The task before Sacramento is daunting; the general fund deficit is equivalent to one-fifth of the budget. A joint budget committee of 10 lawmakers from the state Assembly and Senate has been meeting daily to draft the Legislature’s spending blueprint, but its members have held off on the hardest choices -- namely how much in taxes to count on.


“We’re trying to focus on a budget that begins setting the state on a more solid fiscal course,” Senate President Pro Tem Darrell Steinberg (D-Sacramento) said. Senate Democrats have proposed nearly $5 billion in taxes on business, vehicles, alcohol and income to plug one-quarter of the deficit. “Enough is enough when it comes to the bloodletting” of state programs, he said.

Republican lawmakers, who favor the governor’s plan, have objected. Senate GOP leader Dennis Hollingsworth of Murrieta accused Democrats of a “pretty strong resistance to dealing with reality.” Some GOP support will be necessary to pass a spending plan.

California’s battered economy is not expected to make the job any easier. An economic forecast by the UCLA Anderson School of Business released Tuesday predicted a sluggish recovery, with unemployment above 10% in the state until 2012.

Assembly Speaker John A. Perez (D-Los Angeles) has pitched his plan, which would rely on $9 billion in borrowing that would eventually be repaid through a new tax on oil extraction, as saving hundreds of thousands of service worker and teacher jobs.

Schwarzenegger called the Perez proposal “illegal” Tuesday, stressing his support only for a budget without new taxes that includes a pensions fix.

Meanwhile, the fall elections loom, and nervous lawmakers are unlikely to voluntarily inflict the type of pain -- cuts, taxes or both -- a balanced budget would require. The last election year, 2008, brought the tardiest budget in state history, 93 days late.

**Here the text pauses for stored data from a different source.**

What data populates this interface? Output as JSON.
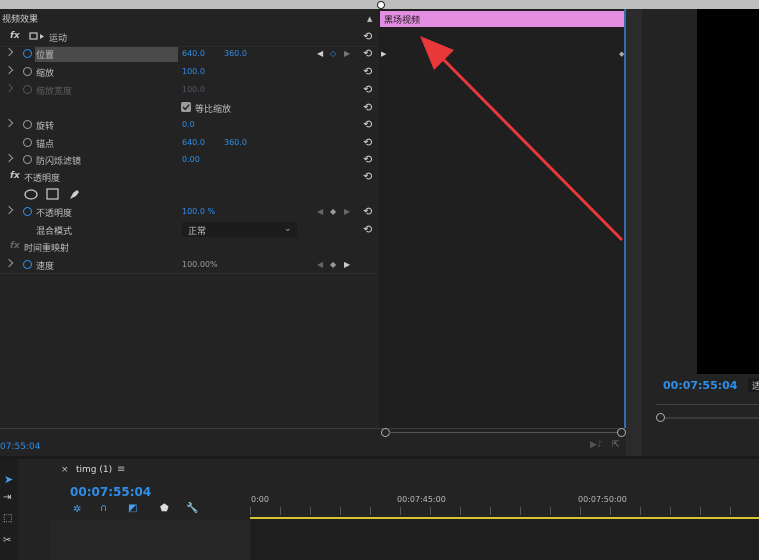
{
  "effect_controls": {
    "title": "视频效果",
    "clip_name": "黑场视频",
    "current_time": "07:55:04",
    "rows": [
      {
        "label": "运动",
        "kind": "fx"
      },
      {
        "label": "位置",
        "v1": "640.0",
        "v2": "360.0"
      },
      {
        "label": "缩放",
        "v1": "100.0"
      },
      {
        "label": "缩放宽度",
        "v1": "100.0"
      },
      {
        "label": "等比缩放"
      },
      {
        "label": "旋转",
        "v1": "0.0"
      },
      {
        "label": "锚点",
        "v1": "640.0",
        "v2": "360.0"
      },
      {
        "label": "防闪烁滤镜",
        "v1": "0.00"
      },
      {
        "label": "不透明度",
        "kind": "fx"
      },
      {
        "label": "不透明度",
        "v1": "100.0 %"
      },
      {
        "label": "混合模式",
        "v1": "正常"
      },
      {
        "label": "时间重映射",
        "kind": "fx"
      },
      {
        "label": "速度",
        "v1": "100.00%"
      }
    ]
  },
  "program_monitor": {
    "timecode": "00:07:55:04",
    "truncated_label": "适"
  },
  "sequence": {
    "tab_name": "timg (1)",
    "close_glyph": "×",
    "menu_glyph": "≡",
    "timecode": "00:07:55:04",
    "ruler": [
      "0:00",
      "00:07:45:00",
      "00:07:50:00"
    ]
  },
  "colors": {
    "accent_blue": "#2f8eea",
    "clip_pink": "#e48ee2",
    "arrow_red": "#e8383a",
    "playhead_yellow": "#d8c533"
  }
}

Such a protracted standoff will bring headlines about the “the daily drip of dysfunction” in Sacramento, warned Tom Dresslar, a spokesman for Treasurer Bill Lockyer. In turn, Wall Street could downgrade the state’s credit rating, which Standard and Poor’s warned this month is “at risk from a stalemated negotiation.” Any further downgrade would pile millions more on California’s already high borrowing costs, Dresslar said.